The ChESS idea is proposed in Bennett, Lasenby, ChESS: A Fast and Accurate Chessboard Corner Detector, CVIU 2014.

Structs§

AxisEstimate
Direction of one local grid axis with its 1σ angular uncertainty.
AxisFitResult
Result of a two-axis orientation fit at a single corner.
CenterOfMassConfig
Configuration for the CenterOfMassRefiner.
CenterOfMassRefiner
Center-of-mass subpixel refiner.
ChessBuffers
Reusable scratch for ChessDetector. Wraps an owned ResponseMap; the ChESS response kernel currently allocates its output, and this struct keeps the latest map alive so the trait’s Response<'a> = &'a ResponseMap can borrow it across the two stages.
ChessDetector
Zero-sized DenseDetector implementor for the ChESS kernel.
ChessParams
Low-level ChESS detection parameters consumed by the response and detection stages. The chess-corners facade lowers its DetectorConfig onto this type; depend on it directly when driving the response and detection stages without going through the facade. Tunable parameters for the ChESS response computation and corner detection.
Corner
A detected corner candidate (subpixel position with raw response strength).
CornerDescriptor
Describes a detected chessboard corner in full-resolution image coordinates.
ForstnerConfig
Configuration for the ForstnerRefiner.
ForstnerRefiner
Förstner structure-tensor subpixel refiner.
ImageView
Minimal grayscale view for refinement without taking a dependency on image.
RadonBuffers
Reusable scratch for the whole-image Radon detector. Holds the upsampled image buffer, the four summed-area tables, the response map, and the box-blur scratch.
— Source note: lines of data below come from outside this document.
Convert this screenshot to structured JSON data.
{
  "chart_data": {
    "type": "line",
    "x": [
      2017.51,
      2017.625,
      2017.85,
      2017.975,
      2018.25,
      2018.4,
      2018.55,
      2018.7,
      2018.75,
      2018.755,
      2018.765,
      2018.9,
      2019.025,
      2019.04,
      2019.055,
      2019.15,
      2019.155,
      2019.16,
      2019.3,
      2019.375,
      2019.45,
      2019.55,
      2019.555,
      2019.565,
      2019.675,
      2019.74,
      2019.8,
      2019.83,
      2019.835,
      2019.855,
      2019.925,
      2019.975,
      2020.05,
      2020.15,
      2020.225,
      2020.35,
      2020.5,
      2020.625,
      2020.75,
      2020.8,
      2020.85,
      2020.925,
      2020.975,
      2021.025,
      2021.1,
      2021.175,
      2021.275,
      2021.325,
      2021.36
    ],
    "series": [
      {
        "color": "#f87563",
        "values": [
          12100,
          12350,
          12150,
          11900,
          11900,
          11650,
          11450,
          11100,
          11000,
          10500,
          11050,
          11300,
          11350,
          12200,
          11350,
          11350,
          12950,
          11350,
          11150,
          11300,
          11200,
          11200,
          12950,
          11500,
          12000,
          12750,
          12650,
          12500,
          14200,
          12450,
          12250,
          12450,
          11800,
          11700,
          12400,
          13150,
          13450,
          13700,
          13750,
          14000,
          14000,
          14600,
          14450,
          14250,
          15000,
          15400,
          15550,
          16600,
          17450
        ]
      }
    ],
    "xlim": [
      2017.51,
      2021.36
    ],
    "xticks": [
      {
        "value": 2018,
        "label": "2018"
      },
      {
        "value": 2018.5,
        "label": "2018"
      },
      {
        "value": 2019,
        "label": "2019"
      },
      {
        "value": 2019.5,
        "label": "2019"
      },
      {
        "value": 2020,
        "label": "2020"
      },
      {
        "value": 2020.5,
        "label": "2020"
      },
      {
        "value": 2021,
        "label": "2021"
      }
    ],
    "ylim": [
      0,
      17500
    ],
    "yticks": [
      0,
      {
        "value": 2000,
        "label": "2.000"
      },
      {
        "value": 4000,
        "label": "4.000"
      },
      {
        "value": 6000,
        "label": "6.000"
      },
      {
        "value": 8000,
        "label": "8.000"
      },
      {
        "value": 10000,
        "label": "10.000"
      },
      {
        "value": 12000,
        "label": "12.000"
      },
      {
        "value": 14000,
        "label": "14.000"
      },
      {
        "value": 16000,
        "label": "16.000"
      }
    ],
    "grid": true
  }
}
All buffers grow on demand and are reused across frames — same pattern as PyramidBuffers.
RadonDetector
Zero-sized DenseDetector implementor for the whole-image Duda-Frese Radon kernel.
RadonDetectorParams
Configuration for the whole-image Radon detector.
RadonResponseView
Borrow of the dense working-resolution response map. Cheaply convertible to a ResponseMap via Self::to_response_map when ownership is required (e.g. for the classic detect_corners_from_response).
RefineContext
Inputs shared by refinement methods.
RefineResult
Result of refining a single corner candidate.
ResponseMap
Dense response map in row-major layout.
Roi
Rectangular region of interest with half-open coordinate semantics [x0, x1) × [y0, y1).
SaddlePointConfig
Configuration for the SaddlePointRefiner.
SaddlePointRefiner
Saddle-point quadratic-surface subpixel refiner.

Enums§

OrientationMethod
Method used to fit the two grid axes at a detected corner.
PeakFitMode
Subpixel peak-fitting mode.
RefineStatus
Status of a refinement attempt.
Refiner
Runtime refiner with reusable scratch buffers.
RefinerKind
User-facing enum selecting a refinement backend.

Traits§

CornerRefiner
Trait implemented by the built-in subpixel refinement backends.
DenseDetector
Two-stage dense corner detector contract.

Functions§

chess_response_u8
Compute the dense ChESS response for an 8-bit grayscale image.
chess_response_u8_patch
Compute the ChESS response only inside a rectangular ROI of the image.
describe_corners
Convert raw corner candidates into full descriptors by sampling the source image and running the chosen OrientationMethod at each corner.
detect_corners_from_response
Core detector: run NMS + refinement on an existing response map.
detect_corners_from_response_with_refiner
Detector variant that accepts a user-provided refiner implementation.
detect_peaks_from_radon
Stage 1 of Radon detection: threshold + NMS + cluster-filter + 3-point Gaussian peak-fit on the response map.
detect_peaks_from_response_with_refine_radius
Stage 1 of ChESS detection: threshold + NMS + cluster-filter on the response map.
find_corners_u8
Compute corners starting from an 8-bit grayscale image.
fit_axes_at_point
Sample the 16-point ChESS ring at (cx, cy) with radius and run the chosen orientation method.
merge_corners_simple
Merge corners within a given radius, keeping the strongest response.
radon_response_u8
Compute the dense Radon response into buffers.response and return a read-only RadonResponseView at working resolution (i.e. input_dim × image_upsample).
refine_corners_on_image
Stage 2 of detection: image-domain subpixel refinement.